- Genre: Anthology drama
- Country of origin: United States
- Original language: English
- No. of seasons: 1
- No. of episodes: 13

Production
- Camera setup: Multi-camera
- Running time: 48 mins.

Original release
- Network: CBS
- Release: October 10, 1950 – March 27, 1951

= Prudential Family Playhouse =

American TV anthology drama series (1950–1951)

Prudential Family Playhouse is an American television anthology drama series that aired on live CBS from October 1950 to March 1951. It debuted on October 10, 1950, and ended on March 27, 1951. Sponsored by Prudential Insurance, the series features actors in adaptations of Broadway plays or best selling novels.

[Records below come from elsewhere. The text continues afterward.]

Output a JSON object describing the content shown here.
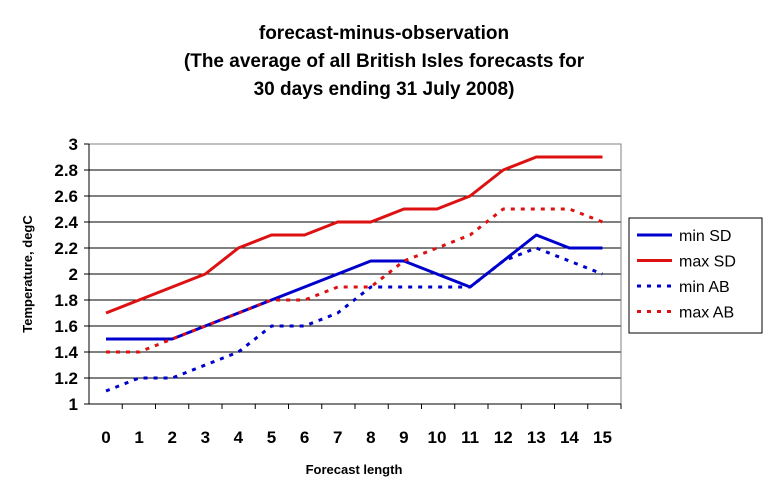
{
  "chart_data": {
    "type": "line",
    "title_lines": [
      "forecast-minus-observation",
      "(The average of all British Isles forecasts for",
      "30 days ending 31 July 2008)"
    ],
    "xlabel": "Forecast length",
    "ylabel": "Temperature, degC",
    "x": [
      0,
      1,
      2,
      3,
      4,
      5,
      6,
      7,
      8,
      9,
      10,
      11,
      12,
      13,
      14,
      15
    ],
    "ylim": [
      1,
      3
    ],
    "yticks": [
      1,
      1.2,
      1.4,
      1.6,
      1.8,
      2,
      2.2,
      2.4,
      2.6,
      2.8,
      3
    ],
    "grid": "horizontal",
    "legend_position": "right",
    "series": [
      {
        "name": "min SD",
        "color": "#0000cc",
        "style": "solid",
        "values": [
          1.5,
          1.5,
          1.5,
          1.6,
          1.7,
          1.8,
          1.9,
          2.0,
          2.1,
          2.1,
          2.0,
          1.9,
          2.1,
          2.3,
          2.2,
          2.2
        ]
      },
      {
        "name": "max SD",
        "color": "#dd1111",
        "style": "solid",
        "values": [
          1.7,
          1.8,
          1.9,
          2.0,
          2.2,
          2.3,
          2.3,
          2.4,
          2.4,
          2.5,
          2.5,
          2.6,
          2.8,
          2.9,
          2.9,
          2.9
        ]
      },
      {
        "name": "min AB",
        "color": "#0000cc",
        "style": "dotted",
        "values": [
          1.1,
          1.2,
          1.2,
          1.3,
          1.4,
          1.6,
          1.6,
          1.7,
          1.9,
          1.9,
          1.9,
          1.9,
          2.1,
          2.2,
          2.1,
          2.0
        ]
      },
      {
        "name": "max AB",
        "color": "#dd1111",
        "style": "dotted",
        "values": [
          1.4,
          1.4,
          1.5,
          1.6,
          1.7,
          1.8,
          1.8,
          1.9,
          1.9,
          2.1,
          2.2,
          2.3,
          2.5,
          2.5,
          2.5,
          2.4
        ]
      }
    ]
  }
}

Among its stars were Gertrude Lawrence, Ruth Chatterton, Grace Kelly, Bert Lahr, Eva Marie Saint, Jessica Tandy, Helen Hayes, Kay Francis, Kevin McCarthy, and Dorothy Gish. Its writers included playwrights George Abbott, Robert Anderson, Ruth Gordon, and Sidney Howard.

==Episodes==

Partial List of Episodes of Prudential Family Playhouse
| Date | Title | Actor(s) |
|---|---|---|
| December 5, 1950 | "The Barretts of Wimpole Street" | Hayes, Bethel Leslie |
| December 19, 1950 | "Over 21" | Ruth Gordon |
| January 2, 1951 | "Burlesque" | Lahr |
| February 13, 1951 | "Berkeley Square" | Richard Greene, Kelly |
| February 27, 1951 | "Ruggles of Red Gap" | Cyril Ritchard, Glenda Farrell, Walter Abel |

==Production notes==
The series was broadcast live from New York City. It broadcast in only twelve cities across the United States because the writers of the properties used in the series refused to allow the show to be broadcast using kinescope.

Prudential Family Playhouse aired on Tuesdays from 8 to 9 p.m. Eastern Time, alternating with Sure As Fate, opposite the highly rated Texaco Star Theater, hosted by Milton Berle. As a result, the series struggled in the ratings. In February 1951, CBS announced that they were canceling the series. The final episode aired on March 27, 1951.

==Critical response==
Saul Carson wrote in The New Republic, "The dramas you'll see may not be masterpieces, but the acting and production are always excellent." He cited a production of "Skylark" that starred Gertrude Lawrence and Donald Cook, saying, "Miss Lawrence was splendid, and Cook and the rest of the cast knew how to underact for the greatest small-screen effectiveness."